Here is Insulation Math, for involved energy costs, where such lights have been baffled, to surround them with insulation:
With math for my home, the uninsulated area at each can light loses $2.4*0.8/3 = $0.64 per year. Bulb local heat is all lost in winter. Countable pennies are lost in heat-driven excess of house fresh air exchange through any can gaps
Please read more, in a Picasa Web Albums Slideshow:
The preferred installation has replacement of a can, with a 4" junction box.
With Blogger Labels feature, find all of my discussion of these wonderful LED plate lights: http://energyconservationhowto.blogspot.com/search/label/LED%20Plate%20Lights
The discussion will include all LED plate lights made by Lighting Sciences Group Company, LSGC, the 6" light sold as T91 at Home Depot, and an even more useful 4" light, not yet available at Home Depot.
At December, 2012, watch a revolution in the offering of plate LED lighting, with new Home Depot products, and hopeful availability of all LSGC plate LEDs at Lowe's stores. In arguments for new marketing measures, I offer an expansion of associated Insulation Math, above. The difficult swap-out of a can light, in the Picasa Web Album was at cost of $60, installed.

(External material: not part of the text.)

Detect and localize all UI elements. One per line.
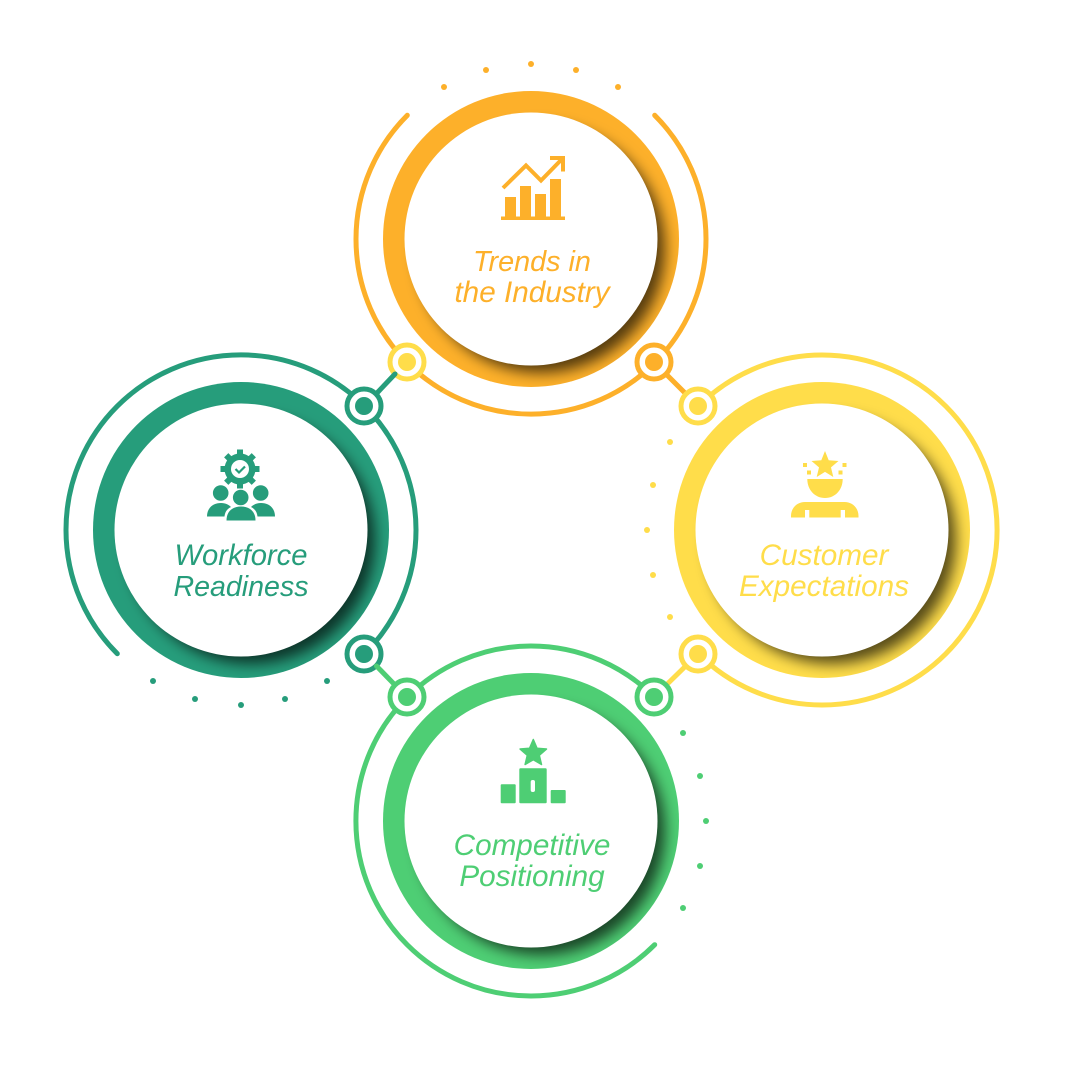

With marketing efficiency and training, I suggest a $60 installed cost can be profitable to the contractor.
Typical $1 per year heat loss per can, plus excess cost of electricity. For electricity cost assume a maritime climate with $0.15 per KWH electricity cost. Consider a light that is on 4 hr per day, 1460 hr per year, Cost is $14 per year at 65 watts and $3 per year at 14 watts. Each change-out saves about $12 per year per fixture. Simple payback is in five years if total replacement cost is held at $60 per fixture. This is irreversible repair of a heat bleed, far better than putting a 23 watt CFL in the leaky can, $5 per year electricity cost, only $9 per year saving of energy. We are looking for fullest easy, painless energy savings, not fastest payback of any investment.